Гете говорил медленно, как бы размышляя вслух. Он поведал о гердеровских, цельтеровских и своих собственных попытках сломать лед и дать немецкой народной песне новое направление. Мицкевич преданно слушал, он даже сделал Гете комплимент — сказав, что некоторые из гетевских песен вполне могут сойти за народные, и Гете с улыбкой подтвердил его мнение.

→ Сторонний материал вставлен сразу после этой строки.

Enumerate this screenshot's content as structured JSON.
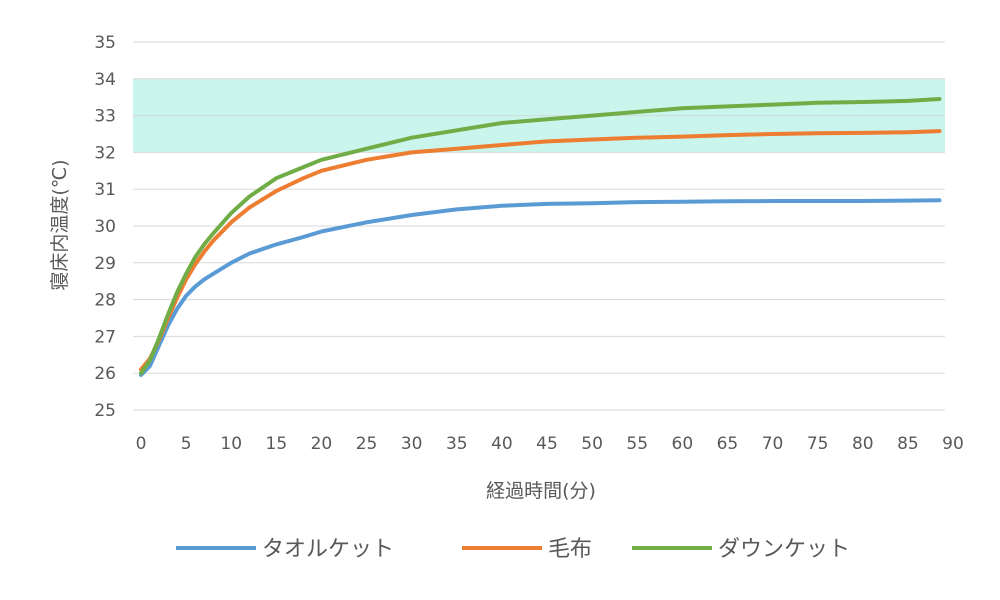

Тем временем и прочие разговоры сделались много оживленнее, они вертелись вокруг всевозможных тем, но — разумеется — главным образом вокруг предстоящего отъезда обоих поляков. Август, намеревавшийся в ближайшем году посетить Рим, взял с Одынеца слово сделать все возможное, чтобы они могли там встретиться. Даже Гете под конец обратил несколько слов к остальным, прежде всего к Одынецу, а когда он заметил, что Фогель отвлечен другим разговором, добавил, улыбаясь и переводя взгляд с Одынеца на фрау Розу:
— Ему будет нелегко нас забыть, верно?
Без малого в десять он встал и обошел всех, прощаясь. Растроганный Одынец схватил протянутую руку, поцеловал ее в локтевом сгибе и попросил у Гете благословения. Тот сделал несколько удивленное лицо, засмеялся и потрепал Одынеца по волосам. Подошел Мицкевич, склонил голову и в поклоне коснулся губами плеча Гете, Гете охватил обеими руками голову Мицкевича, притянул к себе и поцеловал. Затем он взял со стола свечу и покинул комнату. В дверях он еще раз остановился, приложил правую руку к губам, с улыбкой повернулся и ушел.
— Адам, я не могу тебя постичь, — сказал Одынец.
Был поздний вечер. Одынец занимался укладкой чемоданов, что требовало от него изрядных усилий. Мицкевич, одетый, растянулся на постели и молча курил.